I was about to say this too. There was a lot of vitriol on the comments as well, but all of them follow the frustration of being overdrawn. But I agree, if the bank or card company doesn't take this as a genuine error and erase the record, then it's a pretty lousy institution.
Maybe he could have worded it differently and shown less irreverence, but that may be a byproduct of the stress as well. It's a pretty shocking thing too and they're human after all.
My current web host uses them as a registrar for some years and they've been pretty happy with DH services.
See my other comment for thoughts on the e-mail/post (sibling to yours).
On the banks... "Overdraft protection" is probably the single most disingenuous thing the banks have done to low-income individuals. It's such a "squeeze 'em when they're down" tactic. I had all kinds of financial problems in college, mostly my own doing, but they were sooo complicated by this... service. Suddenly because of one mistake, 10 small transactions turns into an additional $320 expense. Three days later you get 10 little envelopes in the mail. And then the dread. "Shit, I did it again. Now what am I gonna do?"
To the best of my knowledge, SunTrust wouldn't let you opt out prior to the CARD act. Or, if they did, none of their customer service reps or bank managers notified me of the possibility.

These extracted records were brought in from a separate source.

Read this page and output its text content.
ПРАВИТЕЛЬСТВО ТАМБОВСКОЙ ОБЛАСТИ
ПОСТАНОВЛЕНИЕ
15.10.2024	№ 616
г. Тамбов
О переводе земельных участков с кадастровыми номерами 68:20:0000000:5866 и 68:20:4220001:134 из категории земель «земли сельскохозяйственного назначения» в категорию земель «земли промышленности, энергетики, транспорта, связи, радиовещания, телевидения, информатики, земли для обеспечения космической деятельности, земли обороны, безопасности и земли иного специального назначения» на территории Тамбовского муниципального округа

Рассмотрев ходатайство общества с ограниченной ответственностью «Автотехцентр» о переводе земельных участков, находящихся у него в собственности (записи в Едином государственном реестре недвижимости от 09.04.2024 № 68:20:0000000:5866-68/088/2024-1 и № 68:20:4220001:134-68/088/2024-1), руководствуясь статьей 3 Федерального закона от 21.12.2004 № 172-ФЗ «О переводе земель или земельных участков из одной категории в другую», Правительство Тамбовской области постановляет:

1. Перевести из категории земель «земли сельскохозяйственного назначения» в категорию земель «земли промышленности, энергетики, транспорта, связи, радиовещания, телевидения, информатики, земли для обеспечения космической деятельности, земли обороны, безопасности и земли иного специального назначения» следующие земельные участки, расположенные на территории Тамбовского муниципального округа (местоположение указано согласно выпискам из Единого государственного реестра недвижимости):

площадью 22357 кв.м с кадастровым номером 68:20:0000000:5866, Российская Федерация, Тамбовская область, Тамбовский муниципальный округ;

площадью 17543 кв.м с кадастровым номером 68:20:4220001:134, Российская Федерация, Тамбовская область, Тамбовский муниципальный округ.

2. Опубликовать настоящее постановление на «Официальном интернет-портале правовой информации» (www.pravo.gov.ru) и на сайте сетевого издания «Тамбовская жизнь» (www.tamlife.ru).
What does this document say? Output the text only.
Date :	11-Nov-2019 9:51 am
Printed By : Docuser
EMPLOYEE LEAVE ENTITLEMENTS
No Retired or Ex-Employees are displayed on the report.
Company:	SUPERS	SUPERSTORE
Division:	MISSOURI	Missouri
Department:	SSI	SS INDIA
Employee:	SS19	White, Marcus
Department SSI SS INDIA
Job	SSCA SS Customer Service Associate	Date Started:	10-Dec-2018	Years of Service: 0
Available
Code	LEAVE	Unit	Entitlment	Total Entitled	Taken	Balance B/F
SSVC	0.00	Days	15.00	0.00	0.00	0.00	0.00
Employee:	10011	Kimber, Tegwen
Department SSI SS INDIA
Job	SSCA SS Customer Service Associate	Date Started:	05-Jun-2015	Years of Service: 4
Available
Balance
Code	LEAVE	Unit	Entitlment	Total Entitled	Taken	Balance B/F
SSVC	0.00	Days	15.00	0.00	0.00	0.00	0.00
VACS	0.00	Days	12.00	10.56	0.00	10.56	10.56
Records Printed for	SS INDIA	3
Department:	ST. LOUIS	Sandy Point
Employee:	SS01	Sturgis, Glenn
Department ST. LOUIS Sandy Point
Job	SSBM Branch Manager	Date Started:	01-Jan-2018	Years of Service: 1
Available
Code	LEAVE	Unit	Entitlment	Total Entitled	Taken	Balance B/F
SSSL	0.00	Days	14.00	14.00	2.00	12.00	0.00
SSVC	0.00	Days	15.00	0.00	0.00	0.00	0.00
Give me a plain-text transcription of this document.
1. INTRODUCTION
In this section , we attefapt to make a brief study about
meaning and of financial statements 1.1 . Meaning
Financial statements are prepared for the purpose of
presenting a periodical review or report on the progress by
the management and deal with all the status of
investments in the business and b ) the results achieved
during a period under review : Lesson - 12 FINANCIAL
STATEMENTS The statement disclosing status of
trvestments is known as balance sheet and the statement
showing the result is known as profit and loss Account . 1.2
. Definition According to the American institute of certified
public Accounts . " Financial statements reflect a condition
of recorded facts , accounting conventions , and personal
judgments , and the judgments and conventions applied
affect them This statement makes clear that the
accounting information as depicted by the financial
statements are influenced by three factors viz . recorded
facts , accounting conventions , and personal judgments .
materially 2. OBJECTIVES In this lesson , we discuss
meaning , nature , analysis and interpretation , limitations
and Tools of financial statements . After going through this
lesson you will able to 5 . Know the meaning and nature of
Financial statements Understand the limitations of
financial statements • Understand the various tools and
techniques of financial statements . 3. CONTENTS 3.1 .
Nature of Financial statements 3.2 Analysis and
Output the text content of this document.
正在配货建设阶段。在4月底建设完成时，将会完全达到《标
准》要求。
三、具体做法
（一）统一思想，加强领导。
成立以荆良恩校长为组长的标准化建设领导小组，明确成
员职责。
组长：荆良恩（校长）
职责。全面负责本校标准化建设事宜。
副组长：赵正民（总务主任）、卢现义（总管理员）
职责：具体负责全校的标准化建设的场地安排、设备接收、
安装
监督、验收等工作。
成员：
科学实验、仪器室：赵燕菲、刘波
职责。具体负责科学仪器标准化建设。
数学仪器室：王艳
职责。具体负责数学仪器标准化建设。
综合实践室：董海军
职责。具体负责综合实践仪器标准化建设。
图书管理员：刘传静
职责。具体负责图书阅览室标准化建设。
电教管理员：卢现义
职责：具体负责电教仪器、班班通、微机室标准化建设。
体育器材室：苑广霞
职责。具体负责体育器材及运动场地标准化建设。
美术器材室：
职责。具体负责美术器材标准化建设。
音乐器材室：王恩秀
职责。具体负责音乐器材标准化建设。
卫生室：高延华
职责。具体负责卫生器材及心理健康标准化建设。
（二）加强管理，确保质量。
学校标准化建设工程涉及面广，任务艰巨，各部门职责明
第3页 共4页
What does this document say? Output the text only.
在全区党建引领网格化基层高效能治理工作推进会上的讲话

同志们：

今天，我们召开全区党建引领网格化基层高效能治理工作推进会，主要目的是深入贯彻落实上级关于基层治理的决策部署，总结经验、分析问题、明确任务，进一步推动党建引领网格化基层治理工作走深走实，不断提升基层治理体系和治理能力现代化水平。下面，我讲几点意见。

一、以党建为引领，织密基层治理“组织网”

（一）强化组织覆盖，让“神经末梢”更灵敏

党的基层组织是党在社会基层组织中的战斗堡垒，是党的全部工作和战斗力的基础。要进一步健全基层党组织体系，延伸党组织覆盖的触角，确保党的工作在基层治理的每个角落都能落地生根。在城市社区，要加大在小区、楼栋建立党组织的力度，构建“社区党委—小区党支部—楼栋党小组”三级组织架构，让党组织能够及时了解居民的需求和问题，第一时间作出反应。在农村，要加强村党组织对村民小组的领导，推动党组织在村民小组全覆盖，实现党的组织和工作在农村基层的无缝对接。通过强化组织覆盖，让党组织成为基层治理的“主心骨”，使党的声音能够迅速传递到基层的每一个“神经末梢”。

Thankfully I manage my finances better now. And thankfully the CARD act makes overdraft protection opt-in (although for a lot of banks this is just another clause in the phonebook-sized account agreement you sign), and there are now a few checking accounts (ING Direct, Ally bank) that treat payment of transactions that cause overdraft like what it is - a line of credit.
My local college credit union has an optional "Overdraft Protection Loan" service. You apply for an $X loan in the usual way (so bad credit, etc. can still hurt you here), but if/when you get it, they don't give you $X cash. Instead, they attach it to your checking account. If you go over, the bank automatically moves money from the loan to your checking account in $100 increments to cover the overdraft. There's no per-use fees, and as long as you pay it back within a month, there's no interest charged. (Or very little, I'm not clear--sometimes there's an extra 40 cents or so on there.)
It's really, really handy and they don't advertise it at all. I found out about it when I accidentally ran up a dozen overdraft fees and talked to an account manager about how to keep it from happening again. I'd recommend that everyone see if their bank offers something similar.
I think this very much depends on the empathy of the developers. We've a pretty strict rule that PR are not allowed to comment on technology; each time they have they've gotten it wrong and we end up looking "stupid". Now we have devs and PR work closely to get succinct and technically accurate updates out to our community.
This is, interestingly, a good reason to use a credit card (and pay it off in full every month) rather than a debit card. With a credit card, you at least have a layer of insulation between your bank account and an erroneous charge.
This is also great as a "how not to tell customers that you just double billed them." At least Twilio is getting this right.
http://dreamhost.com/dreamscape/2008/01/15/um-whoops/
Step 1: Don't complain to the customer how inconvenient your massive mistake was for you.